Reynolds felt his chest unclench. “Okay. That’s good. Anyway, it needn’t mean anything, her seeing a new lawyer. Don’t most prisoners keep trying to overturn their convictions?”

“Sure. But it’s Molly.”

“So? She’s had other attorneys.”

“Not in years. I thought it was over.”

Despite his reassurances to the sheriff, Reynolds felt an acidic burning in his gut. He reached into his desk drawer and pulled out a bottle of Tums, popped the lid, and shook two pills into his hand. He listened as Engles jabbered on a bit longer, then cut him off when he couldn’t take any more. “Look, just monitor the visits, okay? Let’s not get all worked up when it could be nothing.”

“Don’t you think Alan should know?”

“Not yet.” Reynolds needed to think this through before they involved Alan. He had been crystal clear about that—keep him at arm’s length unless there was no choice. “Look, I’m up to my ears here. Let me know if you hear anything else, but for now, let’s just let it simmer.”

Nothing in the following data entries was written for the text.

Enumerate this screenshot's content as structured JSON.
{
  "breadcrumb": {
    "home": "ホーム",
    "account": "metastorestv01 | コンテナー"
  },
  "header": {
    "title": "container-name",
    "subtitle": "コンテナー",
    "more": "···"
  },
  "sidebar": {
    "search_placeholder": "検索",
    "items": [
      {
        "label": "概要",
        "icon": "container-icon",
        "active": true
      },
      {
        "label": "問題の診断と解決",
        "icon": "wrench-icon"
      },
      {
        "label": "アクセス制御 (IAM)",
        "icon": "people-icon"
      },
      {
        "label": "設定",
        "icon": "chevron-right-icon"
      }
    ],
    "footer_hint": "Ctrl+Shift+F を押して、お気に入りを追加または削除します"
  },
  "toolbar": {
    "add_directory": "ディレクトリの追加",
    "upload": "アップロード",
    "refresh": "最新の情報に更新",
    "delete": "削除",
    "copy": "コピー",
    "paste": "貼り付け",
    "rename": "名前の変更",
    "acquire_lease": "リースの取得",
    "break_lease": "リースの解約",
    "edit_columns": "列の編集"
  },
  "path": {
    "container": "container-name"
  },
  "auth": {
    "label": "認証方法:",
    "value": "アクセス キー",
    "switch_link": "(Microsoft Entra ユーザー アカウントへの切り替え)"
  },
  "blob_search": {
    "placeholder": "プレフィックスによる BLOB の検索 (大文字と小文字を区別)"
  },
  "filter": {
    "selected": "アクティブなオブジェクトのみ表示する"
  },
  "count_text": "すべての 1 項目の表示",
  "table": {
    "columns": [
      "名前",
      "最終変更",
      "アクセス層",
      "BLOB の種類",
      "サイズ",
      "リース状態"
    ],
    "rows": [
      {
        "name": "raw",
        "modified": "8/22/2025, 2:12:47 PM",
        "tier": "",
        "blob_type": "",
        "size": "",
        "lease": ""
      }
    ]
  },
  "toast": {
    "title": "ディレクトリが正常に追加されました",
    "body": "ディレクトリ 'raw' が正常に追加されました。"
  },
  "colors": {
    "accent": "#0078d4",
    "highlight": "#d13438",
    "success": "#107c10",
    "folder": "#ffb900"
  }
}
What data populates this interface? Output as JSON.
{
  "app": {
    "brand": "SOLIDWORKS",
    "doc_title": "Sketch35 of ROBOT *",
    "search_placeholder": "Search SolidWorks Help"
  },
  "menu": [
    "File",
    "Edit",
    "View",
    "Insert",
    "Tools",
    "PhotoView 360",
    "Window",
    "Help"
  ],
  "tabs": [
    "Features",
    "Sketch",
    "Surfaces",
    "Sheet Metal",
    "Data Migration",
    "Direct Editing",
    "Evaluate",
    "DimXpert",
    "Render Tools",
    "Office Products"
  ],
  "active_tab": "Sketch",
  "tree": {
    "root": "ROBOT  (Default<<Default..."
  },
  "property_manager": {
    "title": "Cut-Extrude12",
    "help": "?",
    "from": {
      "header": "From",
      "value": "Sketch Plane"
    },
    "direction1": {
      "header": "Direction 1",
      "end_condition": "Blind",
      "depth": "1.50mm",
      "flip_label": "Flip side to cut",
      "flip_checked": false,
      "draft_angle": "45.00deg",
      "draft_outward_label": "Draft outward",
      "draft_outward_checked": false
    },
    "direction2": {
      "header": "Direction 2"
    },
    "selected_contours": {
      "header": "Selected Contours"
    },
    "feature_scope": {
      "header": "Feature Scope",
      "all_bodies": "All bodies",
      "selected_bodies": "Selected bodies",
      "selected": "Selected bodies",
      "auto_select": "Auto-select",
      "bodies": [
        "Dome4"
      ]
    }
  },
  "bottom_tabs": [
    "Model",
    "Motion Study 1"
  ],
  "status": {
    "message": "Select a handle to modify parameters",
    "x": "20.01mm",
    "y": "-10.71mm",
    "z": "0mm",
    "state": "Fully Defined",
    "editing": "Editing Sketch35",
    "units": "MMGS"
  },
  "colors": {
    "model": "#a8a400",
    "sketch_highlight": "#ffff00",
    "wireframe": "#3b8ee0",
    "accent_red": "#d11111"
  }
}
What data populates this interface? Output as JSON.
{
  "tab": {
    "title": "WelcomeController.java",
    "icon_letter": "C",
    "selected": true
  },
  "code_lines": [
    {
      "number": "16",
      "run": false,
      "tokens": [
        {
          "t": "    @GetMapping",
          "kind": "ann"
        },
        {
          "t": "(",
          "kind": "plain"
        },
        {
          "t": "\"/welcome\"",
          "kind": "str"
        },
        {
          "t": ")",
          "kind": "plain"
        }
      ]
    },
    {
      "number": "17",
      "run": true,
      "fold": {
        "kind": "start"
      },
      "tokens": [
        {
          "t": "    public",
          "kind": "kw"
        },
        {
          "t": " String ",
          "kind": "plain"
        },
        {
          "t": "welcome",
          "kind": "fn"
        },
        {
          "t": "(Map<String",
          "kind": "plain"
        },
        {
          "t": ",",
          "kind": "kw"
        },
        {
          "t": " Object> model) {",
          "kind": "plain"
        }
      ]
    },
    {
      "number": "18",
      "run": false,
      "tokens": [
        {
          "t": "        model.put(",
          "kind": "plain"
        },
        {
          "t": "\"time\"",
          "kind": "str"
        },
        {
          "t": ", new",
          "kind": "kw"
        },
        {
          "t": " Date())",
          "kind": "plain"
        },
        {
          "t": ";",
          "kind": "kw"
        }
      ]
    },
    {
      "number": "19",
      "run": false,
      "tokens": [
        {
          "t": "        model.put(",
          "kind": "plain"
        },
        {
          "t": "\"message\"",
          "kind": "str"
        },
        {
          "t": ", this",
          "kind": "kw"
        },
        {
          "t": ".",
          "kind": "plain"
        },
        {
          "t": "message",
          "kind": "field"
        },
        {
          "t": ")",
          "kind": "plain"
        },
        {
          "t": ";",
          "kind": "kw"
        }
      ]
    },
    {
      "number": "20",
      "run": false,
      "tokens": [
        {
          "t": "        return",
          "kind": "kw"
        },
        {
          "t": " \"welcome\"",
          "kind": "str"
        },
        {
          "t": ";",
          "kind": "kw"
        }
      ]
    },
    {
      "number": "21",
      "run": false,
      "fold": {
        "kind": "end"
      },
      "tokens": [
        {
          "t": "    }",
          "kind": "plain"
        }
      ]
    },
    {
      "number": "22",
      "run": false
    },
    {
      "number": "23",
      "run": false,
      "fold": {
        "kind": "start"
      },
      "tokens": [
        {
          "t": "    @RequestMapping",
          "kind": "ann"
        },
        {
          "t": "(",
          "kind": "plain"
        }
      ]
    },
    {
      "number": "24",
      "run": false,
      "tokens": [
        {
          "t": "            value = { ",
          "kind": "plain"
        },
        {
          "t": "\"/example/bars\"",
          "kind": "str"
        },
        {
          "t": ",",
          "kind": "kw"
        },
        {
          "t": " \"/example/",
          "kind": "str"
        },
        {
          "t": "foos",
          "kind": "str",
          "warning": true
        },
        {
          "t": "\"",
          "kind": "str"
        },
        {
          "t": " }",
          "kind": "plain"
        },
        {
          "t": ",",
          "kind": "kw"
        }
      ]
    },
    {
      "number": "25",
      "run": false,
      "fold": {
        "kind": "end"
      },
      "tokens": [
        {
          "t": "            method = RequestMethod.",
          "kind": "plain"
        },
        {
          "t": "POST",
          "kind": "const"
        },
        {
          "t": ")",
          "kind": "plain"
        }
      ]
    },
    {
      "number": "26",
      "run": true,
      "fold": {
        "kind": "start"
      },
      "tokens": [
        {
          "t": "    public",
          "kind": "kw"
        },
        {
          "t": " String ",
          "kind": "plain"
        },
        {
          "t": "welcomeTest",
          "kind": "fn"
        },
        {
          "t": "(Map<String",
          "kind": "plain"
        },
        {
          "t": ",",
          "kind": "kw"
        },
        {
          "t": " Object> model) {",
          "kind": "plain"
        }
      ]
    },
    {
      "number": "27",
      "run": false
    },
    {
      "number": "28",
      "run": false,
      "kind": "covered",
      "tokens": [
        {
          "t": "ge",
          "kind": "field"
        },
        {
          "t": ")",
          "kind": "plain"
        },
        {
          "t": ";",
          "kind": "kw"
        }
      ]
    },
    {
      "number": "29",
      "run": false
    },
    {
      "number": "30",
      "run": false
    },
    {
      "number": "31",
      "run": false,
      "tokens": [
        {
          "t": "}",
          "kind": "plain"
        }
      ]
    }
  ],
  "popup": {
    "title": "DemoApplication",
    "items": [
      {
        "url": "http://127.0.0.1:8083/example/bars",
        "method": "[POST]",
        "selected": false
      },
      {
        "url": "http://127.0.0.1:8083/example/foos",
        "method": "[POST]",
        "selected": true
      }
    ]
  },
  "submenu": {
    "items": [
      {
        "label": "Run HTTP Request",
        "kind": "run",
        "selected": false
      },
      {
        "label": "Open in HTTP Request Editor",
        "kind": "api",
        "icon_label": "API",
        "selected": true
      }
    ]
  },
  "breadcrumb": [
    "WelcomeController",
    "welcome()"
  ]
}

After hanging up, Reynolds stared at the budget on his desk. He’d been working overtime getting it ready for the legislature, looking for places to cut. When the county changed to a county executive form of government, the Democrats took the first spot. Everyone knew it was because of that damn jail. But he’d won four years later and had held on every election since, mostly because of his promise to keep taxes down. With real property values in the toilet, property-tax revenue went down the drain with it. Now balancing the budget was like walking a tightrope with no net. The locals demanded services—they just didn’t want to pay for them.

He pushed the papers to the side of his desk and opened its bottom drawer. He rarely drank anymore, especially at the office. But he kept a bottle of eighteen-year-old single-malt scotch tucked away for important visitors—those deep-pocketed constituents whose favor he needed to curry year round, election year or not. After buzzing Jeannette and reminding her not to interrupt him again, he pulled out the bottle, slid his chair to the credenza behind his desk, and retrieved a crystal highball glass, then poured himself two fingers’ worth. The rich, peaty scotch went down like liquid heat, and he leaned back in his chair as he savored it.

It wasn’t like he’d never thought about Molly Singer over the years. It would have been impossible not to. Still, he’d pushed those thoughts to the back of his mind, only brought them forward occasionally, less and less often as the years went by. He’d known she was trouble the first time Finn brought her home. Too smart for her own good, too willful for her parents to control. And too pretty to ignore.

That was the question now: should he ignore this new development? Chalk it up to just another grab by a prisoner for freedom? Or did it mean trouble for him? Trouble for all of them. Reynolds took one more sip of the scotch, then picked up his phone and dialed Alan.

C
HAPTER

8

T
he sound of the door slamming shut reverberated throughout the house. At least it was quiet now, Finn thought, the screaming of the last twenty minutes replaced by silence. He knew it wouldn’t last. Any moment now Kim would storm into his study, her mouth twisted into the scowl she wore whenever she’d had a run-in with Sophie. It wouldn’t matter that he’d told her he shouldn’t be disturbed. Kim paid him no more mind than Sophie did. He braced for the inevitable tirade. It wasn’t long in coming.

“I can’t take her anymore,” Kim spat as she burst into the room. “She has no respect for me. None whatsoever.”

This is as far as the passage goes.